Oh ! laisse-moi t’avoir toute entière, — soient miens
Ce tour, cette beauté, ce doux sel de désirs
Plus grands, votre baiser, — ces mains, ces yeux divins,
Ce sein chaud, blanc, lucide, au million de plaisirs, —
Par pitié ! vous — votre âme — offrez-moi tout, je meurs
Si votre charité ne m’est point exhaustive,
Ou vivant, moi le plus pauvre des serviteurs,
Oubliez, dans la nuit de la misère oisive,
Les raisons de la vie, — mon palais d’illusion
Perdant son souffle, aveugle errant mon ambition !
Traduction :J. F. Berroyer
To Fanny
I cry your mercy—pity—love! Aye, love!
Merciful love that tantalizes not,
One-thoughted, never-wandering, guileless love,
Unmasked, and being seen—without a blot!
O! let me have thee whole,—all—all—be mine!

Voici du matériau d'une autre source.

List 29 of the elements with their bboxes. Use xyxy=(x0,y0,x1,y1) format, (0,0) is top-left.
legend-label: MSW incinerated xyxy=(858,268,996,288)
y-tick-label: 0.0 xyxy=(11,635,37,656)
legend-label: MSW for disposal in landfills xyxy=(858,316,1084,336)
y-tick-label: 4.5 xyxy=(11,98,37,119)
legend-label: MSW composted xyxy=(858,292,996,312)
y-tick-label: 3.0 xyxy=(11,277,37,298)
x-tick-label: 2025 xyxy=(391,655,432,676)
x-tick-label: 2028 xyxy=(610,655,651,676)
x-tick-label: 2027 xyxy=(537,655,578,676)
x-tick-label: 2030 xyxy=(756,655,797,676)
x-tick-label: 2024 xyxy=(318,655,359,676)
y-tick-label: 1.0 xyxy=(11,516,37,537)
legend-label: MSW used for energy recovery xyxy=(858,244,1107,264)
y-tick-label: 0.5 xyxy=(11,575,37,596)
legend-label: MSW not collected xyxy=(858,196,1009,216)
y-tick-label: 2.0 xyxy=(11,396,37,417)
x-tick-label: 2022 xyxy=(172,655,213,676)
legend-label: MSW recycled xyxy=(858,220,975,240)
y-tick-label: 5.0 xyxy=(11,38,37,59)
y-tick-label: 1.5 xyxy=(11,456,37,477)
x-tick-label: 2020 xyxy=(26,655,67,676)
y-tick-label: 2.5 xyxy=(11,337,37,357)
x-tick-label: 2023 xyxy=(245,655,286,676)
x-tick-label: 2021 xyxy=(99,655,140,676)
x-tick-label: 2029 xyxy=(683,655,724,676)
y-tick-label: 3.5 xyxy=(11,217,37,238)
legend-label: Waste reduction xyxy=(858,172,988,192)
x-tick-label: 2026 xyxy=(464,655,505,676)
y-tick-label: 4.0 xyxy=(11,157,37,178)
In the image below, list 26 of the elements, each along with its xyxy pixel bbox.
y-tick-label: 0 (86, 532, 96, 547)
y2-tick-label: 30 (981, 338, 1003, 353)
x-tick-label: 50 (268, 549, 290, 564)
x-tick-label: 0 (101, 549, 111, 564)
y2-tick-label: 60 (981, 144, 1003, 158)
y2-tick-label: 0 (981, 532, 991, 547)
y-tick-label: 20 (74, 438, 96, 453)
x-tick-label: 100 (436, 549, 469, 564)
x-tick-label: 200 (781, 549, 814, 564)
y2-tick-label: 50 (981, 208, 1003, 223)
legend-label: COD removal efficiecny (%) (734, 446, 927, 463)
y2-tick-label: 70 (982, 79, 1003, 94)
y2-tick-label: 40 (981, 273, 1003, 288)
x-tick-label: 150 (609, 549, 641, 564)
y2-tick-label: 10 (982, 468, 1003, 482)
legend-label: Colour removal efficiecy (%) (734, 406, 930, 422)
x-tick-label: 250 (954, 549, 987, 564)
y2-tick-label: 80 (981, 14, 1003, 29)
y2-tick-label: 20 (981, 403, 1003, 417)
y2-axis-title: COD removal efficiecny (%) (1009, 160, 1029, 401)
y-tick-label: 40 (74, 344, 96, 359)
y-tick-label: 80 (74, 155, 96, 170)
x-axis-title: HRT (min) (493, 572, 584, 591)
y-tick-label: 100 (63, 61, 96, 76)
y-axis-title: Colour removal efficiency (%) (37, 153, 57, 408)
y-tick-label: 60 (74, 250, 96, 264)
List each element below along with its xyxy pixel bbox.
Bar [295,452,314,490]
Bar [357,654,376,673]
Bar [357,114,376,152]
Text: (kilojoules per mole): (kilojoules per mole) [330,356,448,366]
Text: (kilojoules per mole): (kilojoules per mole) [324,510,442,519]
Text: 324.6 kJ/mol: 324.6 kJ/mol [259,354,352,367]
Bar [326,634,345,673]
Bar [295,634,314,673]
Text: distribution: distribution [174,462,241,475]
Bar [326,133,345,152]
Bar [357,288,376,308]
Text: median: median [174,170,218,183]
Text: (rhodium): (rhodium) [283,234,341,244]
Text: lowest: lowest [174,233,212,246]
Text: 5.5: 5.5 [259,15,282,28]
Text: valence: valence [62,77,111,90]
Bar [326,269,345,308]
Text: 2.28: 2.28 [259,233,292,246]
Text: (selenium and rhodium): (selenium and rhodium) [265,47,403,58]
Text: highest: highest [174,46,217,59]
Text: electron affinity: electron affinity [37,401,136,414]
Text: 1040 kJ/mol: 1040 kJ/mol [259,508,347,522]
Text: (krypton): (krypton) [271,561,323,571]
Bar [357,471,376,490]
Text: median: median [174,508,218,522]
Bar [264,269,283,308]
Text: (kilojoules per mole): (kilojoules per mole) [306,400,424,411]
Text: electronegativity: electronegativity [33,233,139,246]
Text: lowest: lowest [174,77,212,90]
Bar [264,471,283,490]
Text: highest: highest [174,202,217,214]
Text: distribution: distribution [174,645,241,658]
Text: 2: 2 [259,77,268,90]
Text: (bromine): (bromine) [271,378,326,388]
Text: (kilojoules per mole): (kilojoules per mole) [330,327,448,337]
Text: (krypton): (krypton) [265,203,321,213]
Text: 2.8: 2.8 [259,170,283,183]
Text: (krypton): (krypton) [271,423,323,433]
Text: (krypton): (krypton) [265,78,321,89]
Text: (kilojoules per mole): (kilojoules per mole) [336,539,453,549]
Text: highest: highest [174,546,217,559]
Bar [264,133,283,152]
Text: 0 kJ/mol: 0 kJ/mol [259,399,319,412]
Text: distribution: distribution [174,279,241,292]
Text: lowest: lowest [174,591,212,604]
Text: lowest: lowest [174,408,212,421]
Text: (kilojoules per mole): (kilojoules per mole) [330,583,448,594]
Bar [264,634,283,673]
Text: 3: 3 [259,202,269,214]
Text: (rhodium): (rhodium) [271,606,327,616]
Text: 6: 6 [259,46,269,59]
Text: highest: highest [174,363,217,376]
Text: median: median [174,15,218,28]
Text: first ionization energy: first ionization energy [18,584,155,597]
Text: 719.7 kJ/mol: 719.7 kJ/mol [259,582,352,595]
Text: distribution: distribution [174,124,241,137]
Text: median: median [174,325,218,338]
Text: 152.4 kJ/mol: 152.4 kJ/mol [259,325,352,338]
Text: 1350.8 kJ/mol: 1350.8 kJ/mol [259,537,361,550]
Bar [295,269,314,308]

That shape, that fairness, that sweet minor zest
Of love, your kiss,—those hands, those eyes divine,
That warm, white, lucent, million-pleasured breast,—
Yourself—your soul—in pity give me all,
Withhold no atom’s atom or I die,
Or living on perhaps, your wretched thrall,
Forget, in the mist of idle misery,
Life’s purposes,—the palate of my mind
Losing its gust, and my ambition blind!